Complete 32 intervals of 20 seconds of work followed by ten seconds
of rest where the first 8 intervals are pull-ups, the second 8 are
push-ups, the third 8 intervals are sit-ups, and finally, the last 8
intervals are squats. There is no rest between exercises. SCORING: Sum the lowest-rep interval for each exercise for total points.
I've personally been looking forward to featuring Jon Gilson since we started this little "best of CrossFit" articles project. Jon has already picked his favourite, but it's hard for me to do the same. He's an amazing writer. His articles can be found at: Again Faster .
We used half of his famous essay, "Don't Quit," on the backs of our shirts from the Catalyst Games (yours is on the way, Jon.) Jon sold us our awesome scoreboard clock through the Again Faster Store. Today, we feature "The Lion's Ovation," which was posted right after CrossFit Games 2009. Jon was there. The Lion's Ovation
Tuesday, July 28, 2009 at 12:00PM
There is no wooden platform. Only rolled rubber, stretched over a
concrete pad and coated with the thin, obnoxious dust of the Aromas
desert.Luminaries with red and white lights are replaced by blue-clad Judges, some qualified, some not, all with hands held high.

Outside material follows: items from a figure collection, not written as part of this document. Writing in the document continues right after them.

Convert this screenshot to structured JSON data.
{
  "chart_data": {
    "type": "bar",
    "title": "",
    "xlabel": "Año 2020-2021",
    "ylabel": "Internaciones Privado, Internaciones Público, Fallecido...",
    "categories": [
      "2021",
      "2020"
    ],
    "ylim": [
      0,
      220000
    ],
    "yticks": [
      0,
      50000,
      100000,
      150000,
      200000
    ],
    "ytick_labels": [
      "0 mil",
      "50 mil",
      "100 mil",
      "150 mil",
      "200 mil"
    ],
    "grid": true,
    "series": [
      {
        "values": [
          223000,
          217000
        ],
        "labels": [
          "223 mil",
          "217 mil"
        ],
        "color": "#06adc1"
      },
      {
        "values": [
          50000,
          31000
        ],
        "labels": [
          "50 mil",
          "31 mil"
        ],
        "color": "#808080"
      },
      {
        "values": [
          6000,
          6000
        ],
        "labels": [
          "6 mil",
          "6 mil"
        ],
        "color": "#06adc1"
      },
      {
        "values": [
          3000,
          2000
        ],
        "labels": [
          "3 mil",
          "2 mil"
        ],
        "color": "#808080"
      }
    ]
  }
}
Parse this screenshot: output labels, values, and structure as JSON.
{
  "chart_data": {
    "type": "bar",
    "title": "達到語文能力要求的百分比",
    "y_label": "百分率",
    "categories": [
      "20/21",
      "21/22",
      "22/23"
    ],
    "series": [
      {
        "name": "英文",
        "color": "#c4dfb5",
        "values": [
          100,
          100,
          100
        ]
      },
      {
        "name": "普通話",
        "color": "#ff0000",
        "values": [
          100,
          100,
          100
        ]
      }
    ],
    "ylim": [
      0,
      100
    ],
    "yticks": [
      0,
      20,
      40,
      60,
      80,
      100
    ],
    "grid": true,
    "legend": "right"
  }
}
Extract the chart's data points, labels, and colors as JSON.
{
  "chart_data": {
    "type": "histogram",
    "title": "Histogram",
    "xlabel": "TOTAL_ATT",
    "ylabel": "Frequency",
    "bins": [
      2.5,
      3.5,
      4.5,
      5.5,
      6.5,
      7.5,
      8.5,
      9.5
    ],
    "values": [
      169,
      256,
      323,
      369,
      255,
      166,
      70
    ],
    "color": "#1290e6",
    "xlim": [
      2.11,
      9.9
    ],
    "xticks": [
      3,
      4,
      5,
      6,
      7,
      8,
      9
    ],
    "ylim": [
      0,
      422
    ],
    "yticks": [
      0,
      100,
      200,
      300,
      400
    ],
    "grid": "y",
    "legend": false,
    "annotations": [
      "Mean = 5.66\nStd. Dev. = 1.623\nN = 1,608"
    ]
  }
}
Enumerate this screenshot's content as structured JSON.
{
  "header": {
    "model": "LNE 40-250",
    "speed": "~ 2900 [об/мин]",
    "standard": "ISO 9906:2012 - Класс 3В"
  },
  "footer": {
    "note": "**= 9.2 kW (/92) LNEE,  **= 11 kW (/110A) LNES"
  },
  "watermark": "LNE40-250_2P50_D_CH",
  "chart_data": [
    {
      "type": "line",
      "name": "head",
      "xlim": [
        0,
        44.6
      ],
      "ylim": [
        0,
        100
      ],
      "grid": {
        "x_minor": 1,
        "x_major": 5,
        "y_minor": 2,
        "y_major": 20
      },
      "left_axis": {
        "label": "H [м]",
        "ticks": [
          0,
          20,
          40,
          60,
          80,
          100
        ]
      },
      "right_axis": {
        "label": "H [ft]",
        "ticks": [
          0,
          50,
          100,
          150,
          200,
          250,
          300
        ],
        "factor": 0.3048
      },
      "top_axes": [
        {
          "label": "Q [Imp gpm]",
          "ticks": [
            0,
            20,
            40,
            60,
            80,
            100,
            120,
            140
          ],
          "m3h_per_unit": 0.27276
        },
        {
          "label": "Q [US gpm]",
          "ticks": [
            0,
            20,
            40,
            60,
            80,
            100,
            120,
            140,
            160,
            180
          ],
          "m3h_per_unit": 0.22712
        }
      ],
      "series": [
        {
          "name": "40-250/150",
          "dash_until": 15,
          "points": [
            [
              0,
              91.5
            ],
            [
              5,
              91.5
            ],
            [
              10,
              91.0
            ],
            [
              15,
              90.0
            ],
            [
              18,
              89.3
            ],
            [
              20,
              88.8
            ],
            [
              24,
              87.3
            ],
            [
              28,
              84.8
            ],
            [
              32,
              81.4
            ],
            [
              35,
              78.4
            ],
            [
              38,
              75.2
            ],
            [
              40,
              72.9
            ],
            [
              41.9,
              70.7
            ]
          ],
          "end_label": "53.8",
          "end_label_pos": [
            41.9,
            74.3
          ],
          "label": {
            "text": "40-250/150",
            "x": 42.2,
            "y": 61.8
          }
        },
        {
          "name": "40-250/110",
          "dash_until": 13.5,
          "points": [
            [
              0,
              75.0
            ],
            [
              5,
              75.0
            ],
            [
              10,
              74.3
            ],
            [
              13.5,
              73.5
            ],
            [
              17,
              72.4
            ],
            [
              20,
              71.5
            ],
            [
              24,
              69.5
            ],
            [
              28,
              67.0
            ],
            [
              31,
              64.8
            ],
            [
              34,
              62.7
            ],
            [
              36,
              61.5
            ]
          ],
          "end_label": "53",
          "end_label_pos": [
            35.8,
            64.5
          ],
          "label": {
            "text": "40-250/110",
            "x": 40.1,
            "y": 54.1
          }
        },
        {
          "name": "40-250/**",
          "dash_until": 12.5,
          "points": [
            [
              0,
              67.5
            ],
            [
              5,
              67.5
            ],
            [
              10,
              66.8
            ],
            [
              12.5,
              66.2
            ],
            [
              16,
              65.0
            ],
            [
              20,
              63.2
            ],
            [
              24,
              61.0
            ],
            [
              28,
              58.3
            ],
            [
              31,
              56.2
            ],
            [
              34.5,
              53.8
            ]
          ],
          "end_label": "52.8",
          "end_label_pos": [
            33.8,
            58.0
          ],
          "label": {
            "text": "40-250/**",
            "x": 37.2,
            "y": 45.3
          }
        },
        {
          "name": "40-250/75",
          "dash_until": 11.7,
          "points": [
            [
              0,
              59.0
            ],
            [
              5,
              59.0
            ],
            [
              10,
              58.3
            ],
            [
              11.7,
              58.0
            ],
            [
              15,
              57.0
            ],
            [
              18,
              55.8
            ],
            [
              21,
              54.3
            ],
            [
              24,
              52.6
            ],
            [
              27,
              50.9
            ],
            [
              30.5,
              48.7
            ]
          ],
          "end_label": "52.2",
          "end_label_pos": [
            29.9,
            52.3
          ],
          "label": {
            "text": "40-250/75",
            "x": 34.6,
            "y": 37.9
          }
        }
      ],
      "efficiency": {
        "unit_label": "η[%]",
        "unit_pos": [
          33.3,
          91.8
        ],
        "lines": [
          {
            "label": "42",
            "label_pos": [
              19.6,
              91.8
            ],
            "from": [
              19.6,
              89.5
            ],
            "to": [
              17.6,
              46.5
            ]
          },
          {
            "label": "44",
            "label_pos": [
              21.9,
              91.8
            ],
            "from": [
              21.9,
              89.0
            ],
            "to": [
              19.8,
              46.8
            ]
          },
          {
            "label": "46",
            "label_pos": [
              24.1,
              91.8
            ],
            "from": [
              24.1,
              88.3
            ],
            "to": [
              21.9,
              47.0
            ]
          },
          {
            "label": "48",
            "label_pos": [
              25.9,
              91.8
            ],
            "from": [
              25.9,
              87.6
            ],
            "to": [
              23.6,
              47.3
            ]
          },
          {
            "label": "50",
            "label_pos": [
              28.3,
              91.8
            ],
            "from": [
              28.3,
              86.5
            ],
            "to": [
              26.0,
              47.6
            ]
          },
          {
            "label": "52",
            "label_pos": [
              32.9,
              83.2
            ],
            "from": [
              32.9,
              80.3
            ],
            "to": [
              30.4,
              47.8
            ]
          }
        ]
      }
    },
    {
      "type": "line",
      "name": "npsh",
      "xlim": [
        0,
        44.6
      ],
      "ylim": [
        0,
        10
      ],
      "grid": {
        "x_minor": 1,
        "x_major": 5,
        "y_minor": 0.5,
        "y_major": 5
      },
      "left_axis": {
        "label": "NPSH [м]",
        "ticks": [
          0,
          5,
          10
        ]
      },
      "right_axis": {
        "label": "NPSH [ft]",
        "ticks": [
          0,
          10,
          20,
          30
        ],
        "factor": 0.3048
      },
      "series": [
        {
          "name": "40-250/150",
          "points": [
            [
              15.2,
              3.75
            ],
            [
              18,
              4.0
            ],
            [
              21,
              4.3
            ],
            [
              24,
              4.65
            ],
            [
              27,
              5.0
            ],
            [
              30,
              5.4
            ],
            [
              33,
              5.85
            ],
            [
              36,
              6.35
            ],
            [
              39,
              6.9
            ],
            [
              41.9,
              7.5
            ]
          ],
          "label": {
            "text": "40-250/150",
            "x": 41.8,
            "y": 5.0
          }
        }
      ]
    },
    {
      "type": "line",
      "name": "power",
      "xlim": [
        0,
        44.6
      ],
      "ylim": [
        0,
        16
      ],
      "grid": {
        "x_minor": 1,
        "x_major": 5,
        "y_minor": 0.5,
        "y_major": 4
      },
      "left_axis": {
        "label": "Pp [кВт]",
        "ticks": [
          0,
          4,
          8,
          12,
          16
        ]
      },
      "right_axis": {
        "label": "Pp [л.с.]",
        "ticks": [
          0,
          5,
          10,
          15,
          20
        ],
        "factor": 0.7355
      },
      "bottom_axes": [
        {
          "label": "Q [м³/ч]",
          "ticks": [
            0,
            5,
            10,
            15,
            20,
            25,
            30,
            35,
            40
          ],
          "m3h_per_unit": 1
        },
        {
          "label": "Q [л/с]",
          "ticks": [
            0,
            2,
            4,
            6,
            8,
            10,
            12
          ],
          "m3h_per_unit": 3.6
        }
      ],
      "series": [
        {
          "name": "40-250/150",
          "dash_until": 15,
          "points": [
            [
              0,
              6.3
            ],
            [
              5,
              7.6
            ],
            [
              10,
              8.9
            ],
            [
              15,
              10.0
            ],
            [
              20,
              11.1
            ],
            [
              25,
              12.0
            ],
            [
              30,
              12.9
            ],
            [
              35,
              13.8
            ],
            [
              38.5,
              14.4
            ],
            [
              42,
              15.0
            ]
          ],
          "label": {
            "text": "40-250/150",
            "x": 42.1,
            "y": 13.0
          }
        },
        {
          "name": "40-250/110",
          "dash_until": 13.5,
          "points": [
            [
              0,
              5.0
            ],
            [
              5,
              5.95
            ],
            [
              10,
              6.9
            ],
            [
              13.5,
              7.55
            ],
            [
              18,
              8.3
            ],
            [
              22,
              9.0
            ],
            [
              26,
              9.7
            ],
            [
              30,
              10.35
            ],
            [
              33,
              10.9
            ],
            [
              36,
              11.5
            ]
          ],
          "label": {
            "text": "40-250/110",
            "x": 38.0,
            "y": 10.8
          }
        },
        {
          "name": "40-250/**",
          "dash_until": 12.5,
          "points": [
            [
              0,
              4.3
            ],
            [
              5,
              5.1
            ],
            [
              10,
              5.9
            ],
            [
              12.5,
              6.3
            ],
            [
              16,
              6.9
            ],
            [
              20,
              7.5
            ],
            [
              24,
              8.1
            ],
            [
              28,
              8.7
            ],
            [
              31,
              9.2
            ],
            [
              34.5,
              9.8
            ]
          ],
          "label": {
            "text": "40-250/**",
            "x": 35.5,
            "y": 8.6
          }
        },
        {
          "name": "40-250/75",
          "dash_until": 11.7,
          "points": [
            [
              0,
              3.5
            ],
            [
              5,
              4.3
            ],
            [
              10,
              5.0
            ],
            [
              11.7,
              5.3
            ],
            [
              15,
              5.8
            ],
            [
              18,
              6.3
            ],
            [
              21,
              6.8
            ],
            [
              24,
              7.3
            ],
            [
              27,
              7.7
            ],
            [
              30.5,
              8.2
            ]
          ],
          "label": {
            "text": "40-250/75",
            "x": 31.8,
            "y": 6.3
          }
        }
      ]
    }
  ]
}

The contenders eschew the singlet fashion of the sport; their wooden-soled shoes the only vestige of traditional Olympic weightlifting garb.
Dead silence is a joke, drowned out by a fierce, screaming crowd and the hate music rocketing from the speakers.
Ten minutes. A stack of plates. Power snatch or squat snatch, split or not. Rip it up smoothly, press it out ugly, it doesn’t matter. Just get it over your head. Max load wins.
“Go!” slams out of the P.A., and the barbells flash. There are beautiful lifts, and ugly lifts, competitors digging, catching loads that should succumb to gravity, standing to the lion’s ovation, the roar of myriad spectators who know the feeling but not the arena.
They sense revolution. There is no polite clapping. This is gladiatorial fervor, surging crowd thumbs down, kill it now.
There is no need to visit the scorers’ table. The athletes witness the competition in real time, those who would have them slashed from the Games with superior lifts pooling sweat at their feet and crying triumph with each successful lift.
This is not a USA Weightlifting event. It is the future. Hundreds of eyes fixed on a stadium littered with lifters, not one paying attention to protocol or deferentially waiting their turn to lift, none worried if they’ll follow themselves on the next lift—it’s guaranteed that they will.
There are no games to play, no strategy, no energy saved for lifts two and three. They lift until they fail, and then they lift again.
The traditional throng, baited breath in a fluorescent-washed gymnasium, is replaced with the vanguard of training, hundreds of valkyries sucking dirt and spitting fire, CrossFitters who recognize that work done is work done. They know that fitness is not measured in an instant but a series of instants, an endless thread of pain and resolve, held together with the glue of pride and the threat of failure.
It isn’t just spectator friendly. It’s an orgy of entertainment, created by a single rule: Stand It Up. Dumped barbells carom back toward the lifters, thrown unto the duplicitous curbs at their feet, giving a feeling of impending catastrophe and snap-focusing the risk of athletic pursuit.
There are those who would witness such a spectacle and bellow foul. This, they would say, is not weightlifting. This is an abomination.
They would be right, and for every wrong reason. We are no longer playing the same game, and just as you cannot call out baseball for cricket or black for white, you cannot call this a mangled weightlifting meet.
Instead, it is an evolution, a different creature, borne of the need to adapt. Until now, weightlifting was dying, its punctured lungs aspirating and collapsing. With a single hour on a sunburned farm, it now stands ready, the province of Red Bull sponsorships and worshipful ten-year olds, where the best aren’t strong once an hour, but a dozen times in ten minutes, their fitness defined not in one sphere but in many.
There will be a fight, but it will not last long. First, the purists will laugh at the rules and the form, declaring that we couldn’t possibly succeed with such a preposterous format. As the loads increase, they’ll start with the ‘dangerous’, and as the crowds swell to fill the Rose Bowl, they’ll seek sanction and injunction.
In the end, the resistance won’t matter, because superiority survives on its own merit, because this is the future, wood and spandex be damned.